There are plenty of areas where Chavarria would like to invest, but if he suddenly had the money to spend, he knows where he’d put it.
“I’d hire a CEO,” he said.
“I would want them to work with me to hire the team to build a complete infrastructure, including production, product development and finances,” he said.
Chavarria’s approach is more “communal” than “hierarchical.”
“The best work situations with the best outcomes have been when everybody’s working at the same table, coming, sharing ideas from wherever, different perspectives, putting something together and then it coming to fruition,” he said. “The infrastructure that I want, need to build is not a huge one.

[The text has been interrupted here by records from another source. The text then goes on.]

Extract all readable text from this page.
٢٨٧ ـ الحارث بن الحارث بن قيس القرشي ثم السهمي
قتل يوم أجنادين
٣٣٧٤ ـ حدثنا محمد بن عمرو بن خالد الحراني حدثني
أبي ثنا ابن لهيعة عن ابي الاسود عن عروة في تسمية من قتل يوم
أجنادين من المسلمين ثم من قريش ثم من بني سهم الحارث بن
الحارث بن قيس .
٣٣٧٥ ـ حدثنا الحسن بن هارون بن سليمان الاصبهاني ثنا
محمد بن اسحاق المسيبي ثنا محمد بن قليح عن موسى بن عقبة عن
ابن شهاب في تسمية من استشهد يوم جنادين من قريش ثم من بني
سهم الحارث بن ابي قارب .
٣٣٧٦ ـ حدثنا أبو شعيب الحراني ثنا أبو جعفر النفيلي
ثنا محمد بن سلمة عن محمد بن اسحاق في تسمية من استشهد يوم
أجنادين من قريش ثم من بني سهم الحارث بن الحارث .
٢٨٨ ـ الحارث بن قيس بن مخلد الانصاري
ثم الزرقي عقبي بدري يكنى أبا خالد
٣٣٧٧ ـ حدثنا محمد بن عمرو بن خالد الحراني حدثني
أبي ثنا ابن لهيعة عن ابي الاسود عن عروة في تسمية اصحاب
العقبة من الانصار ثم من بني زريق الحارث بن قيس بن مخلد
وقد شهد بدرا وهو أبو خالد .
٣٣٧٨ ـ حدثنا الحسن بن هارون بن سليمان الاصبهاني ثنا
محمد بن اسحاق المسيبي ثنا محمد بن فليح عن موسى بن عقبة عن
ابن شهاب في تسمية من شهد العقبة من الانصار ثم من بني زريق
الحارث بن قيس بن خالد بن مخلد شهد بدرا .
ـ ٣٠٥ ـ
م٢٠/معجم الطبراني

It’s just a highly functional one.”
For now, Chavarria’s husband — back from Copenhagen where he worked with the jeweler Pandora — is acting as chief financial officer and helping with the business.

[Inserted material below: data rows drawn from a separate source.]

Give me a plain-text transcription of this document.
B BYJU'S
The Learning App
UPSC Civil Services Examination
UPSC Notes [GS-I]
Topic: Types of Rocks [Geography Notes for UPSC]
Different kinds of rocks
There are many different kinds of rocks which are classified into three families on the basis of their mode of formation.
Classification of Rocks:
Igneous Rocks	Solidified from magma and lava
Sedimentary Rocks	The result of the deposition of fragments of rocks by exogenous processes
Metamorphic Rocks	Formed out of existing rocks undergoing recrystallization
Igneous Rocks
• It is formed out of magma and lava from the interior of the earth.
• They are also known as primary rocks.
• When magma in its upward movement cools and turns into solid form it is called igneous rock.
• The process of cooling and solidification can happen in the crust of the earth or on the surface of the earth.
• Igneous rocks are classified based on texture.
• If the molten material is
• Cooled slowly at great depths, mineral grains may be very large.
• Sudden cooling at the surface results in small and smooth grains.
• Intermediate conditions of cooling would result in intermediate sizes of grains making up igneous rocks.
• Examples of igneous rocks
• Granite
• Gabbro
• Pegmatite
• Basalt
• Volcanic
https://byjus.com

“He’s bridging everything between the sales team and us to start wholesale,” the designer said. “He’s moving us to a distribution center, but he has his own passions, so he’s kind of just helping me out.
“I have so many people that want to come work for me, but I just can’t quite afford them yet,” he said.
That might change.
Chavarria owns 100 percent of the business, but it sounds like he — and the business — are nearly ready to bring in some outside money.
“You get to this point where, I mean, money’s going to have to come from somewhere to drive it to the next level, and somebody’s going to need to have some equity at some point,” Chavarria said. “There are a lot of people that want to get involved. But I don’t always trust these people or they want too much from me for too little.
“It is hard to come by, but I have faith,” he said.